SUSPECTED goblins have struck at Minda High School in Maphisa, Kezi with teachers and pupils living in fear of midnight attacks from invisible creatures.
Minda pupils who spoke to B-Metro said they had been experiencing attacks for a fortnight during the school’s holiday tutoring programme for Ordinary Level and Advanced Level candidates.
“It was very scary. The things would come and take away our blankets and dump them at the door. They would throw stones at the windows and some of them hit our dorm mates,” said a sixth former.
A Form Four pupil said the school decided to shift them from the “haunted” dormitory; however, the strange happenings continued the same night they moved into the new hostel.
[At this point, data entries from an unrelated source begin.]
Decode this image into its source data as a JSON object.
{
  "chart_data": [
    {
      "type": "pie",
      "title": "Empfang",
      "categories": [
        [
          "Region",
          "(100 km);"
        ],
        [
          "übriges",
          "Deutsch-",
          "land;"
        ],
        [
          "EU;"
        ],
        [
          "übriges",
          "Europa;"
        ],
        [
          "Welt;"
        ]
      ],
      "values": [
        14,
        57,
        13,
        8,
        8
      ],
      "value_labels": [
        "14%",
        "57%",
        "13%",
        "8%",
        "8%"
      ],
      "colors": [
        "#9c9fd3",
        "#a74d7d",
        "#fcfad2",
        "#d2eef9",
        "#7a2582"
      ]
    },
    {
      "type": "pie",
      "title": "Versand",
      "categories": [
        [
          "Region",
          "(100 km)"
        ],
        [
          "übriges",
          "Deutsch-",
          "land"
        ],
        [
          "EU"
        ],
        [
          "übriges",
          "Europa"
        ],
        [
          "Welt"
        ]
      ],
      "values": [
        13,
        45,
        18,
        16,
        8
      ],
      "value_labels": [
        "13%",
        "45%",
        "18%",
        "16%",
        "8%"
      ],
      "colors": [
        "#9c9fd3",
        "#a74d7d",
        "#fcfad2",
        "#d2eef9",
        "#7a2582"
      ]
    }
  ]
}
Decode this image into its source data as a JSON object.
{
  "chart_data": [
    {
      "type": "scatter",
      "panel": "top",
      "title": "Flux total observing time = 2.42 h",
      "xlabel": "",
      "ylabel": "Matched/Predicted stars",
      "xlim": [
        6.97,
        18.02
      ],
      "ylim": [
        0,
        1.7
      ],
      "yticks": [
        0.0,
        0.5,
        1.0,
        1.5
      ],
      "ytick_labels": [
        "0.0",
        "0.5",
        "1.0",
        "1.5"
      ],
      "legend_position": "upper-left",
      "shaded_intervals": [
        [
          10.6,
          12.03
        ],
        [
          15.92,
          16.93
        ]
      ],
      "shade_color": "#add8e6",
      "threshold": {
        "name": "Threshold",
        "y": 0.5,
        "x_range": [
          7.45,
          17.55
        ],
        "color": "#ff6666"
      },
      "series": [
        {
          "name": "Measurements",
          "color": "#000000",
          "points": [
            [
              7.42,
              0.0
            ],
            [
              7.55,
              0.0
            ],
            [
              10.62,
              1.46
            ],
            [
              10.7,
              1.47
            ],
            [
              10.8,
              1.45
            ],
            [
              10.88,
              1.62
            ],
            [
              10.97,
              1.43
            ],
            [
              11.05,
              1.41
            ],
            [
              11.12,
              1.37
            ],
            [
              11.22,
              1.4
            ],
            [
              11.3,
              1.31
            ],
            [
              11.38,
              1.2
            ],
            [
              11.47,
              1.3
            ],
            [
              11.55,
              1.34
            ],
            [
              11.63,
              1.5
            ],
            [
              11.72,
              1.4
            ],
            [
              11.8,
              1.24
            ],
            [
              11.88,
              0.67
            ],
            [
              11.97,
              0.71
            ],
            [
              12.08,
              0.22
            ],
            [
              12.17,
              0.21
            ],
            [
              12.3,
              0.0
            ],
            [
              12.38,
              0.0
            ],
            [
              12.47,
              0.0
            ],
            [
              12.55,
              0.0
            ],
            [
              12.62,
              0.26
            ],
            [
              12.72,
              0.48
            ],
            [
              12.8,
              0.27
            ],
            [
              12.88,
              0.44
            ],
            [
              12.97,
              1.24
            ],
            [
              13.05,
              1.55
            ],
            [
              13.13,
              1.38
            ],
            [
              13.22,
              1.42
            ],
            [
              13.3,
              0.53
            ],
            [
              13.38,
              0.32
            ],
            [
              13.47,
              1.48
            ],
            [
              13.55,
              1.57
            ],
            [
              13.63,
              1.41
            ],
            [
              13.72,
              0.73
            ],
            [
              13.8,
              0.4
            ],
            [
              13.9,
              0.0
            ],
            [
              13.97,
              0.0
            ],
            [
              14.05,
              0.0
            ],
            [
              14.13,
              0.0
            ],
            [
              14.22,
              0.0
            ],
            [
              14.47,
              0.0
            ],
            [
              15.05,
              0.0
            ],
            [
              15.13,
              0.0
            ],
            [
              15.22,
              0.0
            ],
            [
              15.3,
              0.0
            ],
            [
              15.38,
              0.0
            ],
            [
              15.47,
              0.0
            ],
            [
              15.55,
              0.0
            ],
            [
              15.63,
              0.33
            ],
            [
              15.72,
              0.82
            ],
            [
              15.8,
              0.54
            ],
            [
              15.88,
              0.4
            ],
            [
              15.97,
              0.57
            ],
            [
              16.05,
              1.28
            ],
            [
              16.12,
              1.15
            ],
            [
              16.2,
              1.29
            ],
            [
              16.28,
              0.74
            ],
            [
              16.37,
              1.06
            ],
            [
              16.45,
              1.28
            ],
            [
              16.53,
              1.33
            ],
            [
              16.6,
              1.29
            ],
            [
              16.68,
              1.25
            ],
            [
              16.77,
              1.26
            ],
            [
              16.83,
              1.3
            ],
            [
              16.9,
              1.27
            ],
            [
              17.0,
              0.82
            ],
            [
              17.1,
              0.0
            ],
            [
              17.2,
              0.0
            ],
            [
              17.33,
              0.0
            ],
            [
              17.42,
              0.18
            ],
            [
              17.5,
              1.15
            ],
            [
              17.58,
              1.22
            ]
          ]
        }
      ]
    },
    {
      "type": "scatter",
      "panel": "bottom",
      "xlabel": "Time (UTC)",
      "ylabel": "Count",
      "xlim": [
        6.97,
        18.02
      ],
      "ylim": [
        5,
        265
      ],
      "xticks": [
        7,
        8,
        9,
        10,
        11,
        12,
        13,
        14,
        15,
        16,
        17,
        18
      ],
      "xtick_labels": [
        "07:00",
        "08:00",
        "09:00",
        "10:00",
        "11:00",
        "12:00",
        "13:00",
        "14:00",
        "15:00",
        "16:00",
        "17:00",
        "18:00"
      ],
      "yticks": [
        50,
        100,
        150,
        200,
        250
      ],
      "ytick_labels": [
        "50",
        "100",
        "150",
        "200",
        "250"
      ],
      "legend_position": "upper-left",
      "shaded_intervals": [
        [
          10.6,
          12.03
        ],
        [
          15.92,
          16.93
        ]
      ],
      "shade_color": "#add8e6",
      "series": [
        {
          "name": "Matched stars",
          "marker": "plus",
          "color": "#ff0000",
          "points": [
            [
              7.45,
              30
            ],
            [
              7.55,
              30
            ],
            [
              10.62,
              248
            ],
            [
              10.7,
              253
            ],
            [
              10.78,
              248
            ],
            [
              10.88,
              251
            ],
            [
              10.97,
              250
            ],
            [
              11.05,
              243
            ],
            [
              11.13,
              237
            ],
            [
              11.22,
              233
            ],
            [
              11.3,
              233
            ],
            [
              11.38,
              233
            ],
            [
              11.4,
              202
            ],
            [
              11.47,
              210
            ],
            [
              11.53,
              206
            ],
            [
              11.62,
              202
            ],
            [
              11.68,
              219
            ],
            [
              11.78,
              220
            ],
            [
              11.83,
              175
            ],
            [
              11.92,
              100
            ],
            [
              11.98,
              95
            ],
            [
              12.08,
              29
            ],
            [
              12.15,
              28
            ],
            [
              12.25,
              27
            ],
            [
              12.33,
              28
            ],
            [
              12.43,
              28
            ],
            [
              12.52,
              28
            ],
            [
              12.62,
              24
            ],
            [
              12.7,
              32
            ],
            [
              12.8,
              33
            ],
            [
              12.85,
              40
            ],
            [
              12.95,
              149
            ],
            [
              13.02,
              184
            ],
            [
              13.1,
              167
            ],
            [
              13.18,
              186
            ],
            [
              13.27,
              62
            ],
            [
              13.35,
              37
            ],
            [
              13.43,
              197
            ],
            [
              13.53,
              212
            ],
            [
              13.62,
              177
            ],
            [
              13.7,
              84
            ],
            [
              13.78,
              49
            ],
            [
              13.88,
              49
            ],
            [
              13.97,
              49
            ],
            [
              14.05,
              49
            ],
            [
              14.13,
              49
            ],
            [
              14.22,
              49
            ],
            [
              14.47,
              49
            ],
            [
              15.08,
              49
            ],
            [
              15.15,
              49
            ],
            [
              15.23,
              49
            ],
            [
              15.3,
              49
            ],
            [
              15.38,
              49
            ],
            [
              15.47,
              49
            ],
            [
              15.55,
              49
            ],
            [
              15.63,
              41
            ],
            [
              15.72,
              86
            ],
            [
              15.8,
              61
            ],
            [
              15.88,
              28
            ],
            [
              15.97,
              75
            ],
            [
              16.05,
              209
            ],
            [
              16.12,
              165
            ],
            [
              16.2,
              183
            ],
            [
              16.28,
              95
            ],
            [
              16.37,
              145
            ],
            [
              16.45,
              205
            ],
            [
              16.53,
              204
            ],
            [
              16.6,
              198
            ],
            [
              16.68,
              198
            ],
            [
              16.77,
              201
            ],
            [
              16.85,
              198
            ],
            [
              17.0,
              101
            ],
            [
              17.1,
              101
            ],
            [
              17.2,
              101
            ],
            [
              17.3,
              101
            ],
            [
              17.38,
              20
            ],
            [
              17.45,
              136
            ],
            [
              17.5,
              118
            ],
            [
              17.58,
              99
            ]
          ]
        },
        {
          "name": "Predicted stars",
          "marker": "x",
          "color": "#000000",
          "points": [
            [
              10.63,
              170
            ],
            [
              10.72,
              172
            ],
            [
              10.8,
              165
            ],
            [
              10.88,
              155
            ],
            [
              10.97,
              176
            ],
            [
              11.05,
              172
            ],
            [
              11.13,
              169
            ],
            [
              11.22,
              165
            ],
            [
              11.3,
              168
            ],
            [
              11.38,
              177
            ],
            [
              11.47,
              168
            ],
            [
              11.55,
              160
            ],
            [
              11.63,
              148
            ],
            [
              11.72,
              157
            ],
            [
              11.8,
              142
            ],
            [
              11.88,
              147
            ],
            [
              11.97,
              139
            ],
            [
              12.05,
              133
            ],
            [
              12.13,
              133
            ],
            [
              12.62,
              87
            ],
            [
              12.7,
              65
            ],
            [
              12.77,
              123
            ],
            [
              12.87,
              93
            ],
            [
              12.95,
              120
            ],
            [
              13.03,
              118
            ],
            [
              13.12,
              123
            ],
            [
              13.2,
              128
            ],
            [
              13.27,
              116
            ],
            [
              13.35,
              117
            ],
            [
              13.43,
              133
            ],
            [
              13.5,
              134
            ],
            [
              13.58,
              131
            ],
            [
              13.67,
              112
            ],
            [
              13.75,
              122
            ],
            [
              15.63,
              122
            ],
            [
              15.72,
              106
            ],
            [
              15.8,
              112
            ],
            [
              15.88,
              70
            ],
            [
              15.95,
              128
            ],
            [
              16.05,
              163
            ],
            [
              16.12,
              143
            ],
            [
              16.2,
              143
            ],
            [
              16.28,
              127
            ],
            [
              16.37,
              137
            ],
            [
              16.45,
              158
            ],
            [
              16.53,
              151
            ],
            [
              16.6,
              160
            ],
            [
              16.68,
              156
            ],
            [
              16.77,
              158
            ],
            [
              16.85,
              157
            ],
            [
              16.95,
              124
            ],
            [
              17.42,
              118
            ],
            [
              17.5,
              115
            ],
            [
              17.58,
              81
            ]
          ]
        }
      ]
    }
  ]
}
“We were mixed with other schools in the district, when the things continued harassing us, the head and matron decided that we be moved to a different hostel but the things continued. I am in Form Four so I cannot transfer but
I’m really dreading being in this school now,” she said.
Other pupils said they woke up to pray trying to chase away the evil spirits at the Catholic school.
The school matron, a Mrs Moyo said she was off duty when the strange happenings occurred.
“I was off duty when all that happened. Another matron was at the school. She is perhaps the best person you can contact as I only started work today (Sunday),” said Mrs Moyo.
A teacher on duty, a Mrs Lunga, declined to comment and referred all questions to the headmaster, Mr Nyamambi, who was away when B-Metro went to the school.
In a telephone interview, the school head, Mr Nyamambi, said the matter was sensitive and could not be discussed over the phone.
“You came to the school on a weekend and did not find me. That matter is too sensitive and as such cannot be discussed over the phone. Come back to the school and we talk about what happened face to face because it is my fear that you may have gotten a twisted version of what actually transpired,” he said.
A member of staff at the school said he and fellow workmates had to brave the cold of the night to guard the dormitories where some girls were sleeping when the attacks got worse.
“We had to sleep at the door of one of the dormitories while some colleagues patrolled around the dormitories. It was strange because things were hurling stones at us but we could not see where they were coming from. We held an urgent meeting first thing in the morning and it was agreed that there was going to be a parents’ meeting to try and figure out a way forward,” he said.
Efforts to get a comment from the provincial education director Mr Masukume were fruitless as his phone was unreachable at the time of going to press.